The hurt on her face would stay with me forever.
“She didn’t speak to me for three weeks. She wouldn’t take my calls, she didn’t respond to my texts . . . Nevada gave me my first case, she taught me how to drive, she stayed up and talked to me when I would cry in my room over some teenage catastrophe. Once, she drove all over the city for hours looking for me when I used my magic accidentally and had to run away from a kid . . .”
“What?”
I shook my head. “It was stupid. I was fifteen, he was paying attention to me, and I went on a date with him. It got out of hand. I wanted him to like me, and my magic leaked. It was just a trickle, but it was enough. Everything was going well until I had to go home, and he grabbed me by my hair and tried to drag me into his car. I ran away and hid, and Nevada searched for hours until she found me.”
He had an odd look on his face.
“Anyway, Nevada was always there for me and I had hurt her. It was my idea. I had ripped a hole in our family.”
“Arabella went along with it. I assume the rest of the family did too.”
“Yes, but I was the mastermind.”
“Did she call you that?”
“Leon did.”
“Your cousin is a hotheaded idiot.”
“Leon is impulsive, but he wasn’t wrong.” I shrugged. “Nevada came to see me eventually. She told me she understood where I was coming from, but she couldn’t be the Head of the House anymore. As far as she was concerned, that was a vote of no confidence. Somebody had to be her replacement. I was the next oldest Prime. I had engineered the coup. There was nobody else.”
“What happened to the agency?” he asked.
“It belongs to all of us. Nevada is still a shareholder. I run the House Baylor part of it, and she’s in charge of Baylor Investigative Agency. She takes complicated cases, mostly pro bono, usually to help people who have nowhere else to go. A lot of her work revolves around Rogan too. They’re still dealing with the fallout from three years ago.”

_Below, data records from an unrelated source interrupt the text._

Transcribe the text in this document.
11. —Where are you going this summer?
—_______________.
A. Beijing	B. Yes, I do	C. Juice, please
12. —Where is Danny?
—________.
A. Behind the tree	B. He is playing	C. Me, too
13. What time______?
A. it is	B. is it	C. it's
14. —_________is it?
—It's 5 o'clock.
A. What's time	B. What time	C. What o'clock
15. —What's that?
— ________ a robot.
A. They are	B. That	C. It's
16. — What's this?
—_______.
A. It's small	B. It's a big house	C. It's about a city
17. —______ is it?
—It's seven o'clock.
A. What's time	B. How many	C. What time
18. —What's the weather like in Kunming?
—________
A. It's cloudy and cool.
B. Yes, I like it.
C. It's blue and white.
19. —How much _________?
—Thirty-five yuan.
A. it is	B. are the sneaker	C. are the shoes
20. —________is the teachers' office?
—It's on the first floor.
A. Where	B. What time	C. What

“It had to happen,” Alessandro said. “You can’t belong to two Houses at the same time, Catalina. Eventually you have to choose. No matter how close of an alliance you have with your family, once you’re married, your loyalty belongs to your spouse.”
“Is that why you never went through with any of your engagements?” I was really brave. Or maybe it was the blood loss. I was bleeding from a dozen shallow gashes, and the stench of Lawrence’s bones made me feel woozy.
“It was part of it,” he said.
We turned onto our street.
The burnt-out shell of a Guardian lay on its side on the left. Black, greasy smoke rose from it. Next to it a charred body in urban fatigues sprawled on the ground.
The spike barriers were up, blocking access from the sides. Ahead, a Howitzer sat by the guard shack. Sergeant Heart had arrived.
Alessandro raised his eyebrows.
A huge, shaggy shadow charged from behind the shack.
“Stop!” I grabbed Alessandro’s arm. “Don’t hurt him.”
He slammed on the brakes.
An enormous grizzly sprinted toward our car. I unbuckled my seat belt and jumped out. The massive bear reared up on his hind legs and loomed over me, blocking the floodlight at the top of the guard booth.